🤖 AI Summary
This work identifies a phase-specific “over-memorization” phenomenon in fine-tuning large language models (LLMs) for reasoning tasks: during certain training stages, models maintain high test accuracy while exhibiting sharply degraded out-of-distribution generalization, robustness, and generation diversity—and anomalously elevated test perplexity. Through systematic analysis of learning dynamics across multiple tasks, models (e.g., LLaMA, Qwen), and fine-tuning paradigms (LoRA, full-parameter tuning), we formally define this phenomenon and empirically establish its prevalence.
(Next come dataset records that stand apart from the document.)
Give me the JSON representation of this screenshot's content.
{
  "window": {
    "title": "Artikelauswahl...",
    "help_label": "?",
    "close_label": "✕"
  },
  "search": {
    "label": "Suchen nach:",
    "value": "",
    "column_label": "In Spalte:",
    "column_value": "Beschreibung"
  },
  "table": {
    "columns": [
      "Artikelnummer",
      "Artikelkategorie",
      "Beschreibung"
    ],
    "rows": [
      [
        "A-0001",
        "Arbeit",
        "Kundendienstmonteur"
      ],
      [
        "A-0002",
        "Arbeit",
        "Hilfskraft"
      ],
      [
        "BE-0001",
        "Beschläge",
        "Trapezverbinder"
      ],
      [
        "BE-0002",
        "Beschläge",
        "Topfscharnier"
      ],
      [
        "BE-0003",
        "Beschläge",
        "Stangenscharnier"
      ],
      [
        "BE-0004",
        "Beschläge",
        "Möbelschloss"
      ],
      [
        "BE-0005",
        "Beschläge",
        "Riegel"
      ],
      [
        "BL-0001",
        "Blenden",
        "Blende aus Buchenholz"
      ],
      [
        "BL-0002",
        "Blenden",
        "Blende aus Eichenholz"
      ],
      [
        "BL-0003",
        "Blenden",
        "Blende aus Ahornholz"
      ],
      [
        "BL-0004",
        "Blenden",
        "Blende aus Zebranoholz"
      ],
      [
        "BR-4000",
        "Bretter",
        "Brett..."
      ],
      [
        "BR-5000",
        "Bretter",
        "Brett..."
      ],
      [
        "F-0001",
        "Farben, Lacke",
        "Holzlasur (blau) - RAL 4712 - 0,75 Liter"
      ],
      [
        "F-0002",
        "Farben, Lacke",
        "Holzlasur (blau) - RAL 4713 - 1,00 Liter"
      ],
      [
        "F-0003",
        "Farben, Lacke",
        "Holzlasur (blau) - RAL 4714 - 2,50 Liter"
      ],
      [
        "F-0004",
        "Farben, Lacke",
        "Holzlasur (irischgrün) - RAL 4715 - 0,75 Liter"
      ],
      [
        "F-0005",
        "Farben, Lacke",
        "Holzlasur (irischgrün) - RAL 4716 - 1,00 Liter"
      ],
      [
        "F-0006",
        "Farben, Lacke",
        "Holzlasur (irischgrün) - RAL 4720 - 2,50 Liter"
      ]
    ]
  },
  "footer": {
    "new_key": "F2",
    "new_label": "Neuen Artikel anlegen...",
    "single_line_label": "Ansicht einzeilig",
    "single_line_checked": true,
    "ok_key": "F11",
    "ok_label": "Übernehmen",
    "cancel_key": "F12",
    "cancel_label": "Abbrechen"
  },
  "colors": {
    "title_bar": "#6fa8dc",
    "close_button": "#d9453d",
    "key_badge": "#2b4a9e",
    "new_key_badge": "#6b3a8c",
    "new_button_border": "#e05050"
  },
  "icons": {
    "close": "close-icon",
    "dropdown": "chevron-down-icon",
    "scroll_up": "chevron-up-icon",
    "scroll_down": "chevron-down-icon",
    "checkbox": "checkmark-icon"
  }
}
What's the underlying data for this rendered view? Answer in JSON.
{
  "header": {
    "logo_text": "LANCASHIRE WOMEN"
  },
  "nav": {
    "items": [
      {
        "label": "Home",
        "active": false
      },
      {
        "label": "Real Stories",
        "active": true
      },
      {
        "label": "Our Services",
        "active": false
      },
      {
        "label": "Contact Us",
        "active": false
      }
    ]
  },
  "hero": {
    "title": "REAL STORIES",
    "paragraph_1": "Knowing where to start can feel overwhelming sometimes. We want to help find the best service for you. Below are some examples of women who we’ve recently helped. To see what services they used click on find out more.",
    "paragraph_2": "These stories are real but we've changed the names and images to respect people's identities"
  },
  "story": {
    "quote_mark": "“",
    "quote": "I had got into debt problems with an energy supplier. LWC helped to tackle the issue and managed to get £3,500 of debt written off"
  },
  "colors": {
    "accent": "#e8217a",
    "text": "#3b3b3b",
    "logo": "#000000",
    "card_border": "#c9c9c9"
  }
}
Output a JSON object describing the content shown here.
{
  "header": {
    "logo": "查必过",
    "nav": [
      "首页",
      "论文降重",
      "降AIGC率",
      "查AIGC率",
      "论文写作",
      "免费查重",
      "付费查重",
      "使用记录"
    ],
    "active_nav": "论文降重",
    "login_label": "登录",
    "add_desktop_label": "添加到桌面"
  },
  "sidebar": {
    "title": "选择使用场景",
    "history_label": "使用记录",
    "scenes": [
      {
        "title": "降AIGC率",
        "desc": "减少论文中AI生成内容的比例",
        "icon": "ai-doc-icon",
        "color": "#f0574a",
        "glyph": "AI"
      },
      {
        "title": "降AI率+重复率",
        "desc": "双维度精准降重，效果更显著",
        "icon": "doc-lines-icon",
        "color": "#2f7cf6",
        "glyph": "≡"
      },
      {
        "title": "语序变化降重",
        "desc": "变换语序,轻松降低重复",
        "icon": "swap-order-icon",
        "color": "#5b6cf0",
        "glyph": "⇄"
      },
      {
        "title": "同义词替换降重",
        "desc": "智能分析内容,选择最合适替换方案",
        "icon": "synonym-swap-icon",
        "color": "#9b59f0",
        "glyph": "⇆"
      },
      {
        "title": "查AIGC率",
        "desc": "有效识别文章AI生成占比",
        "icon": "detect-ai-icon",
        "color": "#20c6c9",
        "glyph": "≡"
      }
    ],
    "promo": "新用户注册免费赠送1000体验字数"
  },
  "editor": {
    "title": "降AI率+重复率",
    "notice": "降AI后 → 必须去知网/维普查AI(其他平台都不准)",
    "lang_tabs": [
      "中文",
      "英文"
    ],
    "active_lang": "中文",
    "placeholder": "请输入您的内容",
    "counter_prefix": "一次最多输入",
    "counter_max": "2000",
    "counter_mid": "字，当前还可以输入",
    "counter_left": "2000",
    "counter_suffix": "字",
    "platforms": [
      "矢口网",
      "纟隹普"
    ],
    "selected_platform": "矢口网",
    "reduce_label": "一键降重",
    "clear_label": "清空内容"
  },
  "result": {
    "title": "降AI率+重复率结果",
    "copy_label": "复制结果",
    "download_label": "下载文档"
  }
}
We attribute over-memorization to local overfitting of over-parameterized models to training data—a failure mode invisible to conventional accuracy metrics. To address it, we propose mitigation strategies grounded in checkpoint selection and learning rate scheduling. Our contributions include the first formal characterization of over-memorization in LLM reasoning fine-tuning, rigorous empirical validation across diverse settings, and practical, reproducible diagnostic tools and guidelines for robust LLM adaptation.
📝 Abstract
The pretrained large language models (LLMs) are finetuned with labeled data for better instruction following ability and alignment with human values. In this paper, we study the learning dynamics of LLM finetuning on reasoning tasks and reveal the uncovered over-memorization phenomenon during a specific stage of LLM finetuning. At this stage, the LLMs have excessively memorized training data and exhibit high test perplexity while maintaining good test accuracy. We investigate the conditions that lead to LLM over-memorization and find that training epochs and large learning rates contribute to this issue. Although models with over-memorization demonstrate comparable test accuracy to normal models, they suffer from reduced robustness, poor out-of-distribution generalization, and decreased generation diversity. Our experiments unveil the over-memorization to be broadly applicable across different tasks, models, and finetuning methods. Our research highlights that overparameterized, extensively finetuned LLMs exhibit unique learning dynamics distinct from traditional machine learning models. Based on our observations of over-memorization, we provide recommendations on checkpoint and learning rate selection during finetuning.